The Lewis and Clarke story ended in Tennessee woodland much like this oddly enough. Lewis is buried near Nashville and I plan to go there later this week to see the monument. I closed the 484th page of the biography as Lewis the manic depressive alcoholic ends his brief life by shooting himself twice, once in the face and once in the body but refusing to die immediately. After a night of agony he finally staggered out of his room and lay down to wait for the dawn and die outside an inn on the Natchez Trace. I had no idea the great explorer ended miserably like that. Clark on the other hand lived on with a government job in St Louis as head of Indian affairs supported by a loving wife.

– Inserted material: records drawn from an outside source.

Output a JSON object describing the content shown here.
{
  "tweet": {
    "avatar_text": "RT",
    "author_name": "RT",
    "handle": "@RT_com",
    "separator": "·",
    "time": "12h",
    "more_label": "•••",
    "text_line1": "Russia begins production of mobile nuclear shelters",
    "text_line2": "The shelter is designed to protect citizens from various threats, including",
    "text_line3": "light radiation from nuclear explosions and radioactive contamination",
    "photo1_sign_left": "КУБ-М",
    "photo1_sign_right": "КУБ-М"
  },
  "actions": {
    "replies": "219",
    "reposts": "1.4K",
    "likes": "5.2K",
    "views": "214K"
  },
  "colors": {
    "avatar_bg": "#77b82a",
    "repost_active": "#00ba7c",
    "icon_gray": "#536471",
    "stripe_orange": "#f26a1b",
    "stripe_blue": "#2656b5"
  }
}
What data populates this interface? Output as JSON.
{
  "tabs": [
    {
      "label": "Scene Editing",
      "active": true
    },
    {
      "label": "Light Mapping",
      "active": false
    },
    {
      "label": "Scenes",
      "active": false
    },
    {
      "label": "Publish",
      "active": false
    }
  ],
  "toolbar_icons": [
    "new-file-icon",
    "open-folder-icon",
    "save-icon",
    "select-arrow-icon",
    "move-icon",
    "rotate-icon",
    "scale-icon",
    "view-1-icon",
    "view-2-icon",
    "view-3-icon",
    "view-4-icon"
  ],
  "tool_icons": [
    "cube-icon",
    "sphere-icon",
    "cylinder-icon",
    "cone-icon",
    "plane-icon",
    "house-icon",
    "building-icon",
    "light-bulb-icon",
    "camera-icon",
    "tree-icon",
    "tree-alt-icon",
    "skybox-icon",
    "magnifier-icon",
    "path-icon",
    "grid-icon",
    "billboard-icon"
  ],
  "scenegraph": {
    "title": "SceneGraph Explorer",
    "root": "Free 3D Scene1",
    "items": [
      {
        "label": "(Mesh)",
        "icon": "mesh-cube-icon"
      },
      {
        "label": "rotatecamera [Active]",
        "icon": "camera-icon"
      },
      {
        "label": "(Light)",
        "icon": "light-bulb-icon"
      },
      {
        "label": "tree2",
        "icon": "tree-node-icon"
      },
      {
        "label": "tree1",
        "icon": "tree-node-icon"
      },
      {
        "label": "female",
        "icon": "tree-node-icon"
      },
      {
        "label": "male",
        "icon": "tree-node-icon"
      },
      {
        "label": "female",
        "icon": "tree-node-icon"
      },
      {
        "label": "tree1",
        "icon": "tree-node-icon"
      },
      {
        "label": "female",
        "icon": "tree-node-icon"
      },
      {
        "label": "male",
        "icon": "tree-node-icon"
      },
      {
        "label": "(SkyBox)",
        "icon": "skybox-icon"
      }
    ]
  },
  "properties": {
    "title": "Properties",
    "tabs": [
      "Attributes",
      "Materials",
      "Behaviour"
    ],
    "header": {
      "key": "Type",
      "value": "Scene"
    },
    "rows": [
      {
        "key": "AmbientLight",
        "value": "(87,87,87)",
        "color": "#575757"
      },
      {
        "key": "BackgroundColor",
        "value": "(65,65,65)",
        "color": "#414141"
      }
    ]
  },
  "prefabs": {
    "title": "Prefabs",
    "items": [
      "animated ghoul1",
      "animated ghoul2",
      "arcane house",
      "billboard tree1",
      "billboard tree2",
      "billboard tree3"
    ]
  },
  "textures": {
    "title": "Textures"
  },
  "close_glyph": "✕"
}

That’s the explorer story I prefer. 

We had had our few days being sociable with my wife’s  family in Asheville; eating too much and tasting craft beers and enjoying the crisp Fall sunshine. We left with a full 30 gallon tank of water and empty trash cans and the memory of hot showers. It was good to get out into the woods. More friends to meet in Tennessee, a truck stop shower  I hope and then another zag south toward Key West. Meanwhile some time to read and reflect and watch rusty enjoy the forest. Layne cooked up a storm with half a duck on the menu with mashed potatoes and salad, a brilliant coconut cream sauce and a growler of brown ale. Life aboard  GANNET2 is not slumming. 

We have to be in Miami October 28th with lots to do and see in the next three weeks. For now some silence among the trees. Lovely.